The University of Hawaiʻi at Mānoa Master Gardeners, based in the College of Tropical Agriculture and Human Resources, celebrated the legacy of the late Alice Augusta Ball under the chaulmoogra tree behind Bachman Hall on Friday, February 28. The tree was planted in her honor by the King Prajadhipok of Siam in 1935.
Ball is a 1915 UH Mānoa graduate with an impressive list of firsts. She was the first woman to earn a master’s degree in chemistry and the school’s first African American female chemistry instructor.
An instructor and then head of the chemistry department, Ball first studied kava but later began to research chaulmoogra, a tree that had long been used in Ayurvedic medicine. She succeeded in creating an injectable form of chaulmoogra oil, which became the most effective treatment for Hansen’s disease in the first half of the twentieth century. Ball, who died at the age of 24, is forever memorialized with a plaque that sits in front of the tree.
- More on Alice Ball: UH graduate honored alongside Madam Curie and Florence Nightingale, February 4, 2020
A group of Master Gardeners, with the support of the UH Campus Arboretum, including the UH Mānoa grounds and landscaping crew, have adopted and cared for the chaulmoogra tree over the past two years. The group has pruned the tree and brought in mulch, fertilizer and compost to improve its health.
“It’s great to work with such a passionate group of Master Gardeners, who have given this tree some aloha. They’re breathing new life into it, which is what we’re here celebrating today,” said Roxanne Adams, UH Mānoa director of buildings and grounds.

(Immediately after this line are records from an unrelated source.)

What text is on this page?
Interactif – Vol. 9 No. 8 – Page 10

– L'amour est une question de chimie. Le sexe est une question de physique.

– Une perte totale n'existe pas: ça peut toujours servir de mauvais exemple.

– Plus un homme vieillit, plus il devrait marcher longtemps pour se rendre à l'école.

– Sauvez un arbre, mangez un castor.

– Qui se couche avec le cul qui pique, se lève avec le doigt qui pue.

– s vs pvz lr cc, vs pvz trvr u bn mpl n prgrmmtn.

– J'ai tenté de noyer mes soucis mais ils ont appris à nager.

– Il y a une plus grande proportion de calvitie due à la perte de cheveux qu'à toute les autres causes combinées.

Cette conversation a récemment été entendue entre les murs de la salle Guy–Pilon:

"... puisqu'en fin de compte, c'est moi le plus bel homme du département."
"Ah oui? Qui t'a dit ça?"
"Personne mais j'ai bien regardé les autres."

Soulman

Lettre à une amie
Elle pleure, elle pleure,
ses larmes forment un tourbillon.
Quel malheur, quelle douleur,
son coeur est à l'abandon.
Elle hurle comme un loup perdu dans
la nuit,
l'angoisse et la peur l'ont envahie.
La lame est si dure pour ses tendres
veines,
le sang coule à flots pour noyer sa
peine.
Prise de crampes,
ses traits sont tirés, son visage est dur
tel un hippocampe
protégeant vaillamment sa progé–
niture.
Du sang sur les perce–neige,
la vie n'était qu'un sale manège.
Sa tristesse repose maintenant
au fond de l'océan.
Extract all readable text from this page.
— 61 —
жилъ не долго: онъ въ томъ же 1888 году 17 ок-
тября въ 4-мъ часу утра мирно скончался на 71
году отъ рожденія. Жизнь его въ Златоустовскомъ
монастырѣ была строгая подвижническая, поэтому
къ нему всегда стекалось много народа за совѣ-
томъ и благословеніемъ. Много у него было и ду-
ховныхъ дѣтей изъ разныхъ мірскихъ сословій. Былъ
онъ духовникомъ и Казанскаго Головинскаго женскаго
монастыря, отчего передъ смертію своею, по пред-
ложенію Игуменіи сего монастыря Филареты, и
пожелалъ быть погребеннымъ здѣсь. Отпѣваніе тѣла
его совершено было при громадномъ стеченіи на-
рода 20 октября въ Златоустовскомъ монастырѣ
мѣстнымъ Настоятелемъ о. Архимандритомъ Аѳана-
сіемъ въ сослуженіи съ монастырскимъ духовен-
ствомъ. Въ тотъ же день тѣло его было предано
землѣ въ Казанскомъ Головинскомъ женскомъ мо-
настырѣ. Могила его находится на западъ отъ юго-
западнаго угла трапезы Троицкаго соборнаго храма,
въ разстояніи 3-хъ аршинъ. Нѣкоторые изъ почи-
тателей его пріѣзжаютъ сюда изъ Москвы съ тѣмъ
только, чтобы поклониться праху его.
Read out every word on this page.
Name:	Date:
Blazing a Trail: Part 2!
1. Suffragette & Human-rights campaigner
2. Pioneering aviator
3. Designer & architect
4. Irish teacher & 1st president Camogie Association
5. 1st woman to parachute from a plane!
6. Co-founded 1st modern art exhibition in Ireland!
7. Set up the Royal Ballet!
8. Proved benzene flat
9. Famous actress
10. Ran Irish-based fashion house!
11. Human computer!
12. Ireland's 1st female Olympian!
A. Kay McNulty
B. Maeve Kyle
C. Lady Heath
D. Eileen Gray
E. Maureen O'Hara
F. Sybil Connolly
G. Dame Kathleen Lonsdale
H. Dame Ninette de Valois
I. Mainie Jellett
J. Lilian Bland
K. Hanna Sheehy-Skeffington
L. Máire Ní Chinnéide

The group hopes to harvest seeds from the tree to propagate a seedling to give to Kalaupapa National Historical Park, the site of the former Hansen’s disease community of Molokaʻi. Some members of the group have already brought seed pods from the chaulmoogra tree at Foster Botanical Garden to the settlement to begin propagating an exhibit tree there. Another chaulmoogra tree is planted at UH’s Lyon Arboretum.
UH Master Gardener Julian Lipsher said, “Propagating the seeds from the chaulmoogra tree and establishing a relationship with Kalaupapa National Historical Park further enables us to acknowledge and carry on the legacy of Alice Ball.”